Recipes: Evelyn Hammersley's Ice Box Rolls

(Part of what I'd like to do with this blog is post recipes verbatim from my grandmother Geneveive's treasured recipe box. However, Genevieve's recipe box is a little intimidating and I wasn't sure where to start. So I just reached in and grabbed one at random. I have no idea who Evelyn Hammersley is, but based on the use of the word "icebox," I'm guessing this recipe dates from the Depression or earlier.)

Evelyn Hammersley's Ice Box* Rolls


Makes about 4 dozen, party size

2 cups boiling water
2 heaping tablespoons lard
1 tablespoon salt
1/2 cup sugar

Pour boiling water over all ingredients and dissolve. Let cool until lukewarm. moisten two cake pans with 1/4 cup lukewarm water. Add 1 teaspoon sugar. Add 2 eggs beaten. Add all ingredients to the first mixture. Add 4 cups of sifted flour. Beat hard. Then add 3 cups more sifted flour. Put in icebox overnight. Make into rolls as desired and let raise 4 hours before baking.

For caramel pecan rolls: Take from icebox and roll out on well-floured board in a large strip about 3/4-inch thick. Spread with melted butter.

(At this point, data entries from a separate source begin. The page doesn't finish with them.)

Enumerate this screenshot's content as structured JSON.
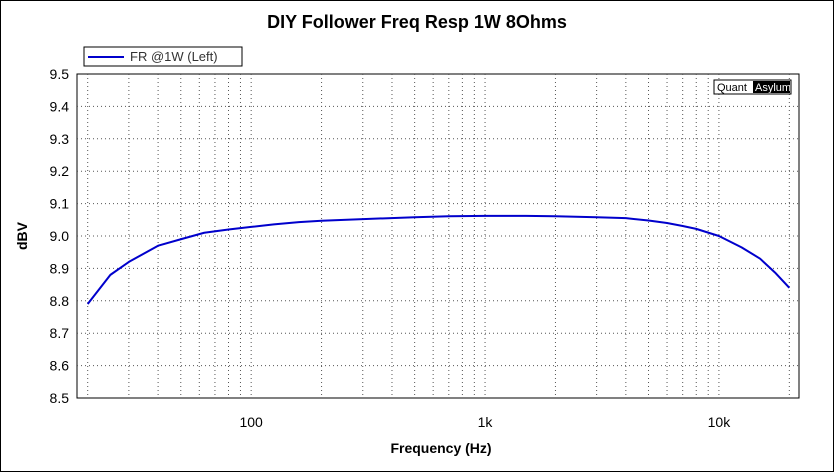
{
  "chart_data": {
    "type": "line",
    "title": "DIY Follower Freq Resp 1W 8Ohms",
    "xlabel": "Frequency (Hz)",
    "ylabel": "dBV",
    "x_scale": "log",
    "xlim": [
      18,
      22000
    ],
    "ylim": [
      8.5,
      9.5
    ],
    "x_tick_values": [
      100,
      1000,
      10000
    ],
    "x_tick_labels": [
      "100",
      "1k",
      "10k"
    ],
    "y_ticks": [
      "8.5",
      "8.6",
      "8.7",
      "8.8",
      "8.9",
      "9.0",
      "9.1",
      "9.2",
      "9.3",
      "9.4",
      "9.5"
    ],
    "grid": true,
    "legend_position": "top-left",
    "series": [
      {
        "name": "FR @1W (Left)",
        "color": "#0000cc",
        "x": [
          20,
          25,
          30,
          40,
          50,
          63,
          80,
          100,
          125,
          160,
          200,
          300,
          500,
          700,
          1000,
          1500,
          2000,
          3000,
          4000,
          5000,
          6000,
          7000,
          8000,
          10000,
          12500,
          15000,
          17500,
          20000
        ],
        "y": [
          8.79,
          8.88,
          8.92,
          8.97,
          8.99,
          9.01,
          9.02,
          9.028,
          9.036,
          9.043,
          9.047,
          9.052,
          9.058,
          9.061,
          9.062,
          9.062,
          9.061,
          9.058,
          9.055,
          9.048,
          9.04,
          9.031,
          9.022,
          9.0,
          8.965,
          8.93,
          8.885,
          8.84
        ]
      }
    ],
    "watermark": {
      "part1": "Quant",
      "part2": "Asylum"
    }
  }
}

Sprinkle with 3 tablespoons sugar and 1 tablespoon cinnamon mixed together. Roll up; slice into rolls about 1-inch thick. Line baking tins or muffin tins with melted butter, brown sugar and pecans and raisins. Place rolls in tins flat-side down, let raise four hours before baking.

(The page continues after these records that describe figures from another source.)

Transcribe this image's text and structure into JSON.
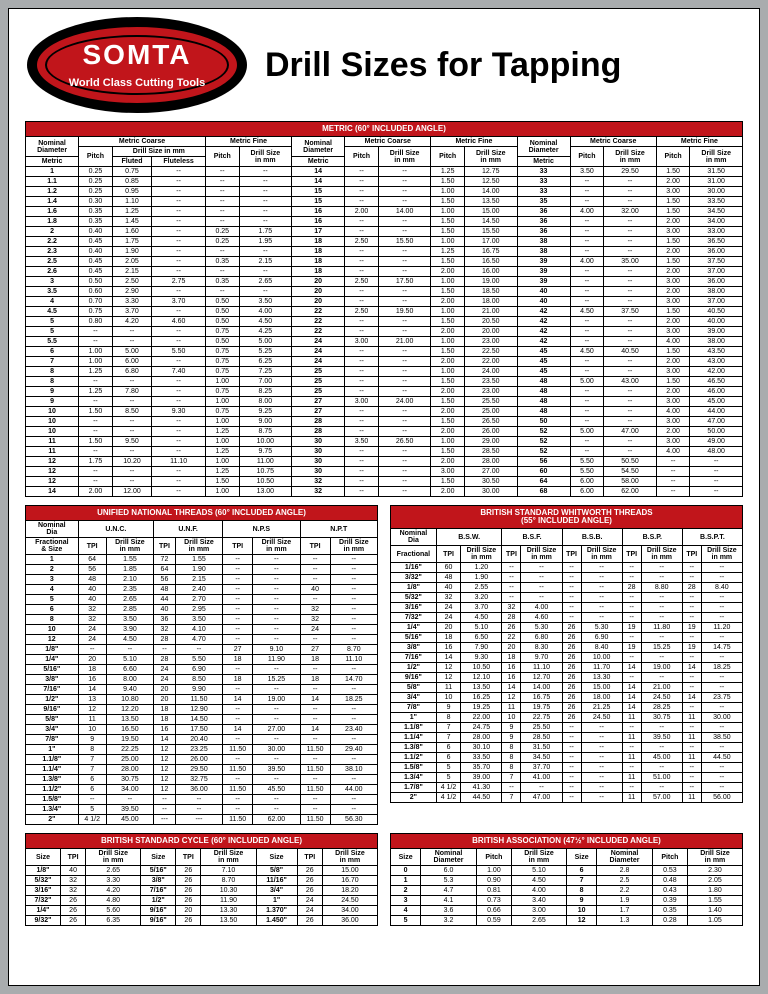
{
  "logo": {
    "brand": "SOMTA",
    "tagline": "World Class Cutting Tools"
  },
  "title": "Drill Sizes for Tapping",
  "colors": {
    "red": "#c1151b",
    "page_bg": "#a9acae"
  },
  "metric_title": "METRIC (60° INCLUDED ANGLE)",
  "metric_headers": {
    "nominal": "Nominal\nDiameter",
    "mc": "Metric Coarse",
    "mf": "Metric Fine",
    "metric": "Metric",
    "pitch": "Pitch",
    "dsmm": "Drill Size in mm",
    "fluted": "Fluted",
    "fluteless": "Fluteless",
    "ds": "Drill Size\nin mm"
  },
  "metric_left": [
    [
      "1",
      "0.25",
      "0.75",
      "--",
      "--",
      "--"
    ],
    [
      "1.1",
      "0.25",
      "0.85",
      "--",
      "--",
      "--"
    ],
    [
      "1.2",
      "0.25",
      "0.95",
      "--",
      "--",
      "--"
    ],
    [
      "1.4",
      "0.30",
      "1.10",
      "--",
      "--",
      "--"
    ],
    [
      "1.6",
      "0.35",
      "1.25",
      "--",
      "--",
      "--"
    ],
    [
      "1.8",
      "0.35",
      "1.45",
      "--",
      "--",
      "--"
    ],
    [
      "2",
      "0.40",
      "1.60",
      "--",
      "0.25",
      "1.75"
    ],
    [
      "2.2",
      "0.45",
      "1.75",
      "--",
      "0.25",
      "1.95"
    ],
    [
      "2.3",
      "0.40",
      "1.90",
      "--",
      "--",
      "--"
    ],
    [
      "2.5",
      "0.45",
      "2.05",
      "--",
      "0.35",
      "2.15"
    ],
    [
      "2.6",
      "0.45",
      "2.15",
      "--",
      "--",
      "--"
    ],
    [
      "3",
      "0.50",
      "2.50",
      "2.75",
      "0.35",
      "2.65"
    ],
    [
      "3.5",
      "0.60",
      "2.90",
      "--",
      "--",
      "--"
    ],
    [
      "4",
      "0.70",
      "3.30",
      "3.70",
      "0.50",
      "3.50"
    ],
    [
      "4.5",
      "0.75",
      "3.70",
      "--",
      "0.50",
      "4.00"
    ],
    [
      "5",
      "0.80",
      "4.20",
      "4.60",
      "0.50",
      "4.50"
    ],
    [
      "5",
      "--",
      "--",
      "--",
      "0.75",
      "4.25"
    ],
    [
      "5.5",
      "--",
      "--",
      "--",
      "0.50",
      "5.00"
    ],
    [
      "6",
      "1.00",
      "5.00",
      "5.50",
      "0.75",
      "5.25"
    ],
    [
      "7",
      "1.00",
      "6.00",
      "--",
      "0.75",
      "6.25"
    ],
    [
      "8",
      "1.25",
      "6.80",
      "7.40",
      "0.75",
      "7.25"
    ],
    [
      "8",
      "--",
      "--",
      "--",
      "1.00",
      "7.00"
    ],
    [
      "9",
      "1.25",
      "7.80",
      "--",
      "0.75",
      "8.25"
    ],
    [
      "9",
      "--",
      "--",
      "--",
      "1.00",
      "8.00"
    ],
    [
      "10",
      "1.50",
      "8.50",
      "9.30",
      "0.75",
      "9.25"
    ],
    [
      "10",
      "--",
      "--",
      "--",
      "1.00",
      "9.00"
    ],
    [
      "10",
      "--",
      "--",
      "--",
      "1.25",
      "8.75"
    ],
    [
      "11",
      "1.50",
      "9.50",
      "--",
      "1.00",
      "10.00"
    ],
    [
      "11",
      "--",
      "--",
      "--",
      "1.25",
      "9.75"
    ],
    [
      "12",
      "1.75",
      "10.20",
      "11.10",
      "1.00",
      "11.00"
    ],
    [
      "12",
      "--",
      "--",
      "--",
      "1.25",
      "10.75"
    ],
    [
      "12",
      "--",
      "--",
      "--",
      "1.50",
      "10.50"
    ],
    [
      "14",
      "2.00",
      "12.00",
      "--",
      "1.00",
      "13.00"
    ]
  ],
  "metric_mid": [
    [
      "14",
      "--",
      "--",
      "1.25",
      "12.75"
    ],
    [
      "14",
      "--",
      "--",
      "1.50",
      "12.50"
    ],
    [
      "15",
      "--",
      "--",
      "1.00",
      "14.00"
    ],
    [
      "15",
      "--",
      "--",
      "1.50",
      "13.50"
    ],
    [
      "16",
      "2.00",
      "14.00",
      "1.00",
      "15.00"
    ],
    [
      "16",
      "--",
      "--",
      "1.50",
      "14.50"
    ],
    [
      "17",
      "--",
      "--",
      "1.50",
      "15.50"
    ],
    [
      "18",
      "2.50",
      "15.50",
      "1.00",
      "17.00"
    ],
    [
      "18",
      "--",
      "--",
      "1.25",
      "16.75"
    ],
    [
      "18",
      "--",
      "--",
      "1.50",
      "16.50"
    ],
    [
      "18",
      "--",
      "--",
      "2.00",
      "16.00"
    ],
    [
      "20",
      "2.50",
      "17.50",
      "1.00",
      "19.00"
    ],
    [
      "20",
      "--",
      "--",
      "1.50",
      "18.50"
    ],
    [
      "20",
      "--",
      "--",
      "2.00",
      "18.00"
    ],
    [
      "22",
      "2.50",
      "19.50",
      "1.00",
      "21.00"
    ],
    [
      "22",
      "--",
      "--",
      "1.50",
      "20.50"
    ],
    [
      "22",
      "--",
      "--",
      "2.00",
      "20.00"
    ],
    [
      "24",
      "3.00",
      "21.00",
      "1.00",
      "23.00"
    ],
    [
      "24",
      "--",
      "--",
      "1.50",
      "22.50"
    ],
    [
      "24",
      "--",
      "--",
      "2.00",
      "22.00"
    ],
    [
      "25",
      "--",
      "--",
      "1.00",
      "24.00"
    ],
    [
      "25",
      "--",
      "--",
      "1.50",
      "23.50"
    ],
    [
      "25",
      "--",
      "--",
      "2.00",
      "23.00"
    ],
    [
      "27",
      "3.00",
      "24.00",
      "1.50",
      "25.50"
    ],
    [
      "27",
      "--",
      "--",
      "2.00",
      "25.00"
    ],
    [
      "28",
      "--",
      "--",
      "1.50",
      "26.50"
    ],
    [
      "28",
      "--",
      "--",
      "2.00",
      "26.00"
    ],
    [
      "30",
      "3.50",
      "26.50",
      "1.00",
      "29.00"
    ],
    [
      "30",
      "--",
      "--",
      "1.50",
      "28.50"
    ],
    [
      "30",
      "--",
      "--",
      "2.00",
      "28.00"
    ],
    [
      "30",
      "--",
      "--",
      "3.00",
      "27.00"
    ],
    [
      "32",
      "--",
      "--",
      "1.50",
      "30.50"
    ],
    [
      "32",
      "--",
      "--",
      "2.00",
      "30.00"
    ]
  ],
  "metric_right": [
    [
      "33",
      "3.50",
      "29.50",
      "1.50",
      "31.50"
    ],
    [
      "33",
      "--",
      "--",
      "2.00",
      "31.00"
    ],
    [
      "33",
      "--",
      "--",
      "3.00",
      "30.00"
    ],
    [
      "35",
      "--",
      "--",
      "1.50",
      "33.50"
    ],
    [
      "36",
      "4.00",
      "32.00",
      "1.50",
      "34.50"
    ],
    [
      "36",
      "--",
      "--",
      "2.00",
      "34.00"
    ],
    [
      "36",
      "--",
      "--",
      "3.00",
      "33.00"
    ],
    [
      "38",
      "--",
      "--",
      "1.50",
      "36.50"
    ],
    [
      "38",
      "--",
      "--",
      "2.00",
      "36.00"
    ],
    [
      "39",
      "4.00",
      "35.00",
      "1.50",
      "37.50"
    ],
    [
      "39",
      "--",
      "--",
      "2.00",
      "37.00"
    ],
    [
      "39",
      "--",
      "--",
      "3.00",
      "36.00"
    ],
    [
      "40",
      "--",
      "--",
      "2.00",
      "38.00"
    ],
    [
      "40",
      "--",
      "--",
      "3.00",
      "37.00"
    ],
    [
      "42",
      "4.50",
      "37.50",
      "1.50",
      "40.50"
    ],
    [
      "42",
      "--",
      "--",
      "2.00",
      "40.00"
    ],
    [
      "42",
      "--",
      "--",
      "3.00",
      "39.00"
    ],
    [
      "42",
      "--",
      "--",
      "4.00",
      "38.00"
    ],
    [
      "45",
      "4.50",
      "40.50",
      "1.50",
      "43.50"
    ],
    [
      "45",
      "--",
      "--",
      "2.00",
      "43.00"
    ],
    [
      "45",
      "--",
      "--",
      "3.00",
      "42.00"
    ],
    [
      "48",
      "5.00",
      "43.00",
      "1.50",
      "46.50"
    ],
    [
      "48",
      "--",
      "--",
      "2.00",
      "46.00"
    ],
    [
      "48",
      "--",
      "--",
      "3.00",
      "45.00"
    ],
    [
      "48",
      "--",
      "--",
      "4.00",
      "44.00"
    ],
    [
      "50",
      "--",
      "--",
      "3.00",
      "47.00"
    ],
    [
      "52",
      "5.00",
      "47.00",
      "2.00",
      "50.00"
    ],
    [
      "52",
      "--",
      "--",
      "3.00",
      "49.00"
    ],
    [
      "52",
      "--",
      "--",
      "4.00",
      "48.00"
    ],
    [
      "56",
      "5.50",
      "50.50",
      "--",
      "--"
    ],
    [
      "60",
      "5.50",
      "54.50",
      "--",
      "--"
    ],
    [
      "64",
      "6.00",
      "58.00",
      "--",
      "--"
    ],
    [
      "68",
      "6.00",
      "62.00",
      "--",
      "--"
    ]
  ],
  "unified_title": "UNIFIED NATIONAL THREADS (60° INCLUDED ANGLE)",
  "unified_headers": {
    "nd": "Nominal\nDia",
    "fs": "Fractional\n& Size",
    "unc": "U.N.C.",
    "unf": "U.N.F.",
    "nps": "N.P.S",
    "npt": "N.P.T",
    "tpi": "TPI",
    "ds": "Drill Size\nin mm"
  },
  "unified_rows": [
    [
      "1",
      "64",
      "1.55",
      "72",
      "1.55",
      "--",
      "--",
      "--",
      "--"
    ],
    [
      "2",
      "56",
      "1.85",
      "64",
      "1.90",
      "--",
      "--",
      "--",
      "--"
    ],
    [
      "3",
      "48",
      "2.10",
      "56",
      "2.15",
      "--",
      "--",
      "--",
      "--"
    ],
    [
      "4",
      "40",
      "2.35",
      "48",
      "2.40",
      "--",
      "--",
      "40",
      "--"
    ],
    [
      "5",
      "40",
      "2.65",
      "44",
      "2.70",
      "--",
      "--",
      "--",
      "--"
    ],
    [
      "6",
      "32",
      "2.85",
      "40",
      "2.95",
      "--",
      "--",
      "32",
      "--"
    ],
    [
      "8",
      "32",
      "3.50",
      "36",
      "3.50",
      "--",
      "--",
      "32",
      "--"
    ],
    [
      "10",
      "24",
      "3.90",
      "32",
      "4.10",
      "--",
      "--",
      "24",
      "--"
    ],
    [
      "12",
      "24",
      "4.50",
      "28",
      "4.70",
      "--",
      "--",
      "--",
      "--"
    ],
    [
      "1/8\"",
      "--",
      "--",
      "--",
      "--",
      "27",
      "9.10",
      "27",
      "8.70"
    ],
    [
      "1/4\"",
      "20",
      "5.10",
      "28",
      "5.50",
      "18",
      "11.90",
      "18",
      "11.10"
    ],
    [
      "5/16\"",
      "18",
      "6.60",
      "24",
      "6.90",
      "--",
      "--",
      "--",
      "--"
    ],
    [
      "3/8\"",
      "16",
      "8.00",
      "24",
      "8.50",
      "18",
      "15.25",
      "18",
      "14.70"
    ],
    [
      "7/16\"",
      "14",
      "9.40",
      "20",
      "9.90",
      "--",
      "--",
      "--",
      "--"
    ],
    [
      "1/2\"",
      "13",
      "10.80",
      "20",
      "11.50",
      "14",
      "19.00",
      "14",
      "18.25"
    ],
    [
      "9/16\"",
      "12",
      "12.20",
      "18",
      "12.90",
      "--",
      "--",
      "--",
      "--"
    ],
    [
      "5/8\"",
      "11",
      "13.50",
      "18",
      "14.50",
      "--",
      "--",
      "--",
      "--"
    ],
    [
      "3/4\"",
      "10",
      "16.50",
      "16",
      "17.50",
      "14",
      "27.00",
      "14",
      "23.40"
    ],
    [
      "7/8\"",
      "9",
      "19.50",
      "14",
      "20.40",
      "--",
      "--",
      "--",
      "--"
    ],
    [
      "1\"",
      "8",
      "22.25",
      "12",
      "23.25",
      "11.50",
      "30.00",
      "11.50",
      "29.40"
    ],
    [
      "1.1/8\"",
      "7",
      "25.00",
      "12",
      "26.00",
      "--",
      "--",
      "--",
      "--"
    ],
    [
      "1.1/4\"",
      "7",
      "28.00",
      "12",
      "29.50",
      "11.50",
      "39.50",
      "11.50",
      "38.10"
    ],
    [
      "1.3/8\"",
      "6",
      "30.75",
      "12",
      "32.75",
      "--",
      "--",
      "--",
      "--"
    ],
    [
      "1.1/2\"",
      "6",
      "34.00",
      "12",
      "36.00",
      "11.50",
      "45.50",
      "11.50",
      "44.00"
    ],
    [
      "1.5/8\"",
      "--",
      "--",
      "--",
      "--",
      "--",
      "--",
      "--",
      "--"
    ],
    [
      "1.3/4\"",
      "5",
      "39.50",
      "--",
      "--",
      "--",
      "--",
      "--",
      "--"
    ],
    [
      "2\"",
      "4 1/2",
      "45.00",
      "---",
      "---",
      "11.50",
      "62.00",
      "11.50",
      "56.30"
    ]
  ],
  "whitworth_title": "BRITISH STANDARD WHITWORTH THREADS\n(55° INCLUDED ANGLE)",
  "whitworth_headers": {
    "nd": "Nominal\nDia",
    "frac": "Fractional",
    "bsw": "B.S.W.",
    "bsf": "B.S.F.",
    "bsb": "B.S.B.",
    "bsp": "B.S.P.",
    "bspt": "B.S.P.T.",
    "tpi": "TPI",
    "ds": "Drill Size\nin mm"
  },
  "whitworth_rows": [
    [
      "1/16\"",
      "60",
      "1.20",
      "--",
      "--",
      "--",
      "--",
      "--",
      "--",
      "--",
      "--"
    ],
    [
      "3/32\"",
      "48",
      "1.90",
      "--",
      "--",
      "--",
      "--",
      "--",
      "--",
      "--",
      "--"
    ],
    [
      "1/8\"",
      "40",
      "2.55",
      "--",
      "--",
      "--",
      "--",
      "28",
      "8.80",
      "28",
      "8.40"
    ],
    [
      "5/32\"",
      "32",
      "3.20",
      "--",
      "--",
      "--",
      "--",
      "--",
      "--",
      "--",
      "--"
    ],
    [
      "3/16\"",
      "24",
      "3.70",
      "32",
      "4.00",
      "--",
      "--",
      "--",
      "--",
      "--",
      "--"
    ],
    [
      "7/32\"",
      "24",
      "4.50",
      "28",
      "4.60",
      "--",
      "--",
      "--",
      "--",
      "--",
      "--"
    ],
    [
      "1/4\"",
      "20",
      "5.10",
      "26",
      "5.30",
      "26",
      "5.30",
      "19",
      "11.80",
      "19",
      "11.20"
    ],
    [
      "5/16\"",
      "18",
      "6.50",
      "22",
      "6.80",
      "26",
      "6.90",
      "--",
      "--",
      "--",
      "--"
    ],
    [
      "3/8\"",
      "16",
      "7.90",
      "20",
      "8.30",
      "26",
      "8.40",
      "19",
      "15.25",
      "19",
      "14.75"
    ],
    [
      "7/16\"",
      "14",
      "9.30",
      "18",
      "9.70",
      "26",
      "10.00",
      "--",
      "--",
      "--",
      "--"
    ],
    [
      "1/2\"",
      "12",
      "10.50",
      "16",
      "11.10",
      "26",
      "11.70",
      "14",
      "19.00",
      "14",
      "18.25"
    ],
    [
      "9/16\"",
      "12",
      "12.10",
      "16",
      "12.70",
      "26",
      "13.30",
      "--",
      "--",
      "--",
      "--"
    ],
    [
      "5/8\"",
      "11",
      "13.50",
      "14",
      "14.00",
      "26",
      "15.00",
      "14",
      "21.00",
      "--",
      "--"
    ],
    [
      "3/4\"",
      "10",
      "16.25",
      "12",
      "16.75",
      "26",
      "18.00",
      "14",
      "24.50",
      "14",
      "23.75"
    ],
    [
      "7/8\"",
      "9",
      "19.25",
      "11",
      "19.75",
      "26",
      "21.25",
      "14",
      "28.25",
      "--",
      "--"
    ],
    [
      "1\"",
      "8",
      "22.00",
      "10",
      "22.75",
      "26",
      "24.50",
      "11",
      "30.75",
      "11",
      "30.00"
    ],
    [
      "1.1/8\"",
      "7",
      "24.75",
      "9",
      "25.50",
      "--",
      "--",
      "--",
      "--",
      "--",
      "--"
    ],
    [
      "1.1/4\"",
      "7",
      "28.00",
      "9",
      "28.50",
      "--",
      "--",
      "11",
      "39.50",
      "11",
      "38.50"
    ],
    [
      "1.3/8\"",
      "6",
      "30.10",
      "8",
      "31.50",
      "--",
      "--",
      "--",
      "--",
      "--",
      "--"
    ],
    [
      "1.1/2\"",
      "6",
      "33.50",
      "8",
      "34.50",
      "--",
      "--",
      "11",
      "45.00",
      "11",
      "44.50"
    ],
    [
      "1.5/8\"",
      "5",
      "35.70",
      "8",
      "37.70",
      "--",
      "--",
      "--",
      "--",
      "--",
      "--"
    ],
    [
      "1.3/4\"",
      "5",
      "39.00",
      "7",
      "41.00",
      "--",
      "--",
      "11",
      "51.00",
      "--",
      "--"
    ],
    [
      "1.7/8\"",
      "4 1/2",
      "41.30",
      "--",
      "--",
      "--",
      "--",
      "--",
      "--",
      "--",
      "--"
    ],
    [
      "2\"",
      "4 1/2",
      "44.50",
      "7",
      "47.00",
      "--",
      "--",
      "11",
      "57.00",
      "11",
      "56.00"
    ]
  ],
  "cycle_title": "BRITISH STANDARD  CYCLE (60° INCLUDED ANGLE)",
  "cycle_headers": {
    "size": "Size",
    "tpi": "TPI",
    "ds": "Drill Size\nin mm"
  },
  "cycle_rows": [
    [
      "1/8\"",
      "40",
      "2.65",
      "5/16\"",
      "26",
      "7.10",
      "5/8\"",
      "26",
      "15.00"
    ],
    [
      "5/32\"",
      "32",
      "3.30",
      "3/8\"",
      "26",
      "8.70",
      "11/16\"",
      "26",
      "16.70"
    ],
    [
      "3/16\"",
      "32",
      "4.20",
      "7/16\"",
      "26",
      "10.30",
      "3/4\"",
      "26",
      "18.20"
    ],
    [
      "7/32\"",
      "26",
      "4.80",
      "1/2\"",
      "26",
      "11.90",
      "1\"",
      "24",
      "24.50"
    ],
    [
      "1/4\"",
      "26",
      "5.60",
      "9/16\"",
      "20",
      "13.30",
      "1.370\"",
      "24",
      "34.00"
    ],
    [
      "9/32\"",
      "26",
      "6.35",
      "9/16\"",
      "26",
      "13.50",
      "1.450\"",
      "26",
      "36.00"
    ]
  ],
  "ba_title": "BRITISH ASSOCIATION (47½° INCLUDED ANGLE)",
  "ba_headers": {
    "size": "Size",
    "nd": "Nominal\nDiameter",
    "pitch": "Pitch",
    "ds": "Drill Size\nin mm"
  },
  "ba_rows": [
    [
      "0",
      "6.0",
      "1.00",
      "5.10",
      "6",
      "2.8",
      "0.53",
      "2.30"
    ],
    [
      "1",
      "5.3",
      "0.90",
      "4.50",
      "7",
      "2.5",
      "0.48",
      "2.05"
    ],
    [
      "2",
      "4.7",
      "0.81",
      "4.00",
      "8",
      "2.2",
      "0.43",
      "1.80"
    ],
    [
      "3",
      "4.1",
      "0.73",
      "3.40",
      "9",
      "1.9",
      "0.39",
      "1.55"
    ],
    [
      "4",
      "3.6",
      "0.66",
      "3.00",
      "10",
      "1.7",
      "0.35",
      "1.40"
    ],
    [
      "5",
      "3.2",
      "0.59",
      "2.65",
      "12",
      "1.3",
      "0.28",
      "1.05"
    ]
  ]
}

* From the late 19th century well through the 1930s, almost every home contained a piece of furniture called an “icebox” – the precursor to our modern-day refrigerator. Iceboxes featured a compartment at the top where a block of ice would sit, and the convection from the cool air would keep anything in the cupboard underneath cool and fresh. To keep these iceboxes stocked with ice, a whole industry developed – ice harvesting, or ice-cutting, in which blocks of ice were cut from frozen lakes, streams and marshes in the dead of winter and stored for use year-round. Ironically, some of the best taverns in Chicago used ice cubes in their drinks that were harvested from the crystal clear waters of nearby Geneva Lake.